UMAMU ESTATE ENDS ELEVEN YEAR CHASE IN TRADE MARK DISPUTE.
A legal stouch lasting over a decade over a wine brand has ended this week with an alleged trade mark infringer capitulating and disposing of his stock.
Premium Australian wine brand UMAMU Estate has been in a trade mark dispute with Eddie MacDougall over his use of the brand “Umami” on wine. Mr Dougall presently runs a business called The Flying Winemaker in Wyndham Street in Central, Hong Kong.
UMAMU Estate is located in the Margaret River wine region in Western Australia. The Margaret River region is recognised as one of the best wine producing regions on the planet, and produces 20% of Australia’s premium wines. Of these, UMAMU Estate is internationally recognised as one of the region’s leading producers of ultra-premium wine.

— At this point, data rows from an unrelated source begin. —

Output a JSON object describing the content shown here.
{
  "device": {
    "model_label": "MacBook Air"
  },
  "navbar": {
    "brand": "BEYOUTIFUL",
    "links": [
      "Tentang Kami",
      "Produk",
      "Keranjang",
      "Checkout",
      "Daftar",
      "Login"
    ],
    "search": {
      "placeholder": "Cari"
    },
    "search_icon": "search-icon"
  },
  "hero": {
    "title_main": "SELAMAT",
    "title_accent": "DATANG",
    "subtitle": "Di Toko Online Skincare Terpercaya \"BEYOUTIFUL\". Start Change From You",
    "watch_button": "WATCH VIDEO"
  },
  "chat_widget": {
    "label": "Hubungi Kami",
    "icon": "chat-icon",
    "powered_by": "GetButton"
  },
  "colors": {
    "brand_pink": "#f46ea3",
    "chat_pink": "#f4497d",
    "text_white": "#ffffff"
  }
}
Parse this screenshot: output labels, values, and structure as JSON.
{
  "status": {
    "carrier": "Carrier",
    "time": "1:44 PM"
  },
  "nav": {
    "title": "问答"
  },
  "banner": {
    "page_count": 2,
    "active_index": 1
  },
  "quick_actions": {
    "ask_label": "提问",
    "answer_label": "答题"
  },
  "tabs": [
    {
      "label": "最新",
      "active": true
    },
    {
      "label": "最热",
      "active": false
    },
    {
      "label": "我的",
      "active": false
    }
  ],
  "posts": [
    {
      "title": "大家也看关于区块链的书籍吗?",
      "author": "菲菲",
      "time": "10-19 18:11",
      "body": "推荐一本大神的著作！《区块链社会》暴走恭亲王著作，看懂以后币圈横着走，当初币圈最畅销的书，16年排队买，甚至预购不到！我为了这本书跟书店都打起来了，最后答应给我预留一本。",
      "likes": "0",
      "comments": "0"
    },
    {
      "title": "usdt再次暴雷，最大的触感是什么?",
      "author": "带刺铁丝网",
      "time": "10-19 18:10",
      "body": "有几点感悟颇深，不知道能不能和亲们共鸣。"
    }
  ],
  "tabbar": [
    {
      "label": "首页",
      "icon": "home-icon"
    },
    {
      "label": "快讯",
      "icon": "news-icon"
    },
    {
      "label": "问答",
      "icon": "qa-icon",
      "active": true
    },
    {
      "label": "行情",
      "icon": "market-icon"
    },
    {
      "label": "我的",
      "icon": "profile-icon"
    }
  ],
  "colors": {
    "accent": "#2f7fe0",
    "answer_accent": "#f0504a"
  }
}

UMAMU Estate is an export-quality wine offered in Hong Kong and other export wine markets, and is for domestic retail sale within Australia. It is rated a five star producer by esteemed Australian wine reviewer James Halliday and has been awarded 14 gold medals over the last decade at the Decanter World Wine Awards. The brand “UMAMU” is a registered trade mark in six countries.
The dispute between UMAMU Estate and Mr. McDougall with regards to the use of the name “Umami” started in 2007, and involved demands by UMAMU Estate in Australia and Hong Kong for Mr McDougall’s agreement to not to use the name “Umami” or any mark that is identical or deceptively similar to the “UMAMU” brand.
“This has been a long process, but a necessary one in order to protect the brand’s integrity given Mr McDougall’s wines were a fifth of the price of those from UMAMU Estate,” said David Stewart, lead lawyer on UMAMU Estate’s anti-counterfeiting program. “We’re presently involved in a similar dispute in France, recently concluded one in the United States, and we are always on the lookout in China given systemic problems suffered by other Australian wines. But our issues with Mr McDougall have had remarkable longevity.”
Mr McDougall has agreed to never again promote or sell wines featuring the “Umami” brand. 31 August 2018.